Another reason why I emphasize mind, is that the mind is a form of magic, in the strict sense of the word. It is a reason for awe and wonder that can’t be seen as equivalent to non-conscious processes. I believe that this is something we can all agree about, across religious and cultural backgrounds. When God is dead, the only thing that brings telos and value to this world is consciousness, so even atheists can marvel at the splendour of the mind, and regard the mind as the origin of value, and the anchor we need in order to avoid nihilism. As such, and this is one of my main points, mind and consciousness can form a common denominator for pluralism and cultural sensitivity – a common denominator that does neither presuppose nor exclude religious beliefs or culturally rooted beliefs.
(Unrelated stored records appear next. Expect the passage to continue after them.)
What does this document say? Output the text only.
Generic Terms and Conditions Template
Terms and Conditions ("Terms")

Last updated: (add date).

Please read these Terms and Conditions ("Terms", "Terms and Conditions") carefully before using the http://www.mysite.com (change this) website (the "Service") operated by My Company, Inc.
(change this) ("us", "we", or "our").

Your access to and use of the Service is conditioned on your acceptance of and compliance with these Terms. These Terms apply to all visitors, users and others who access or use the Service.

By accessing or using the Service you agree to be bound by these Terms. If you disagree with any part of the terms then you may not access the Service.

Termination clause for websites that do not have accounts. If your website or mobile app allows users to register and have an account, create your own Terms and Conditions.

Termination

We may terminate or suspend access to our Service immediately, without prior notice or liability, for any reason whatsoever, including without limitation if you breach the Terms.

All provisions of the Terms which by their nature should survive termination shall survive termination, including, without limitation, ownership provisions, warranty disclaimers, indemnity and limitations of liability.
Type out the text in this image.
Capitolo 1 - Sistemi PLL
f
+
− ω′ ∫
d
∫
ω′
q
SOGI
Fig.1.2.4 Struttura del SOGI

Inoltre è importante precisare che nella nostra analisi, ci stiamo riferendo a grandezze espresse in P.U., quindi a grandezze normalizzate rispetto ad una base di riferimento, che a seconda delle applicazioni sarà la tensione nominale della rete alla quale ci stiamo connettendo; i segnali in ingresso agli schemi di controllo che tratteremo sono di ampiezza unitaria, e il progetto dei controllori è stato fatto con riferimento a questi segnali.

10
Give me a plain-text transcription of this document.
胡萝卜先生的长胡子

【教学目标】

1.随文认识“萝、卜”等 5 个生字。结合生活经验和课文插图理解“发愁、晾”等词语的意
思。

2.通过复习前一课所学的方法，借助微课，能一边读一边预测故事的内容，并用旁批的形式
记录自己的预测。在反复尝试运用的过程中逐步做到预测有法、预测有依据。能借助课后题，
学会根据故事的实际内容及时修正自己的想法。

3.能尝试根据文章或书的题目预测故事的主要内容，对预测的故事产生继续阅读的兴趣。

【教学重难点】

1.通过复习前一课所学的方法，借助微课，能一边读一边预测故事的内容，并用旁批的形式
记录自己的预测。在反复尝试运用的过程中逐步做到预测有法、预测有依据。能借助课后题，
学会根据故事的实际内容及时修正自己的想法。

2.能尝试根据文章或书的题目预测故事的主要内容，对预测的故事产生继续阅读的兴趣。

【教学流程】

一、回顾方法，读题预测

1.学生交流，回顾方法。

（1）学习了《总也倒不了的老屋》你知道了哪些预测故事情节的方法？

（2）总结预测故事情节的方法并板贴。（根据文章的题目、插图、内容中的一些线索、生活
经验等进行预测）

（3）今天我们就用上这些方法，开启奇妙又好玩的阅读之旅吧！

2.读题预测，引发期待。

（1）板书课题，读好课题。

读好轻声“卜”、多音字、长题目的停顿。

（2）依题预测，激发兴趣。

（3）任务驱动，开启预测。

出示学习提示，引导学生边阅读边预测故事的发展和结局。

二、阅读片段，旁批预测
Finally, and less sermon-like: If the best reason for downplaying the importance of mind is methodological, we need to consider the range of methods available to us. That is, if we want to take the mind seriously, we ought to take the science of mind more seriously. For a long time, I have been baffled by the lack of cooperation between philosophy and psychology. Let me emphasize that I do not, as the dreaded referee #2 once accused me of, claim that empirical research should have the final say in philosophical matters. Rather, questions that cannot be settled a priori, should be informed by empirical research. We cannot presuppose a priori that violent video games make us anti-social, that globalisation flattens cultural values, that reduced privacy is an evil, that virtual relationships cannot be meaningful, that intellectual property is necessary for innovation, or that workplace surveillance leads to efficiency. There is psychological research on these topics, research that should play a much larger role in our analyses. Related to this, I want to mention the field of positive psychology in particular. When Martin Seligman became president of the American Psychological Association in 1998, he opened his inaugural speech by saying that psychology should not only be concerned with bringing patients from -.5 to 0, but also to bring humans from 0 to 0.5. That is, psychology should not be concerned only with curing illness, but just as much with leading people towards more fulfilling lives.
In a similar manner, I think we need to start paying more attention to how technology can improve our quality of life. We should pay as much attention to the promise of technology as we pay attentions to the threat of technology. However, and this brings me back to my earlier point, being optimistic about technology and looking for ways in which technology can enrich our lives is often seen as naive and unreflected – there is a reason why this attitude is dismissively referred to as Pollyannaism. In the original children story, Polyanna looses her legs, and her optimism disappears. What brings it back it the encouragement of the townspeople, letting her know that her optimism improved their lives. It’s time for Polyanna to walk again. If we want to do the same, there is a large and untapped source of empirical research in positive psychology, findings that enable us to look for new ways in which technology can improve people’s lives. At the same time , this research is riddled with methodological problems, biases and limited validity. This is why philosophy and ethics – and philosophy and ethics of computing – is the natural meeting point. The place where we can make all-things considered evaluations – and where all-things-considered does not undermine the importance of mind.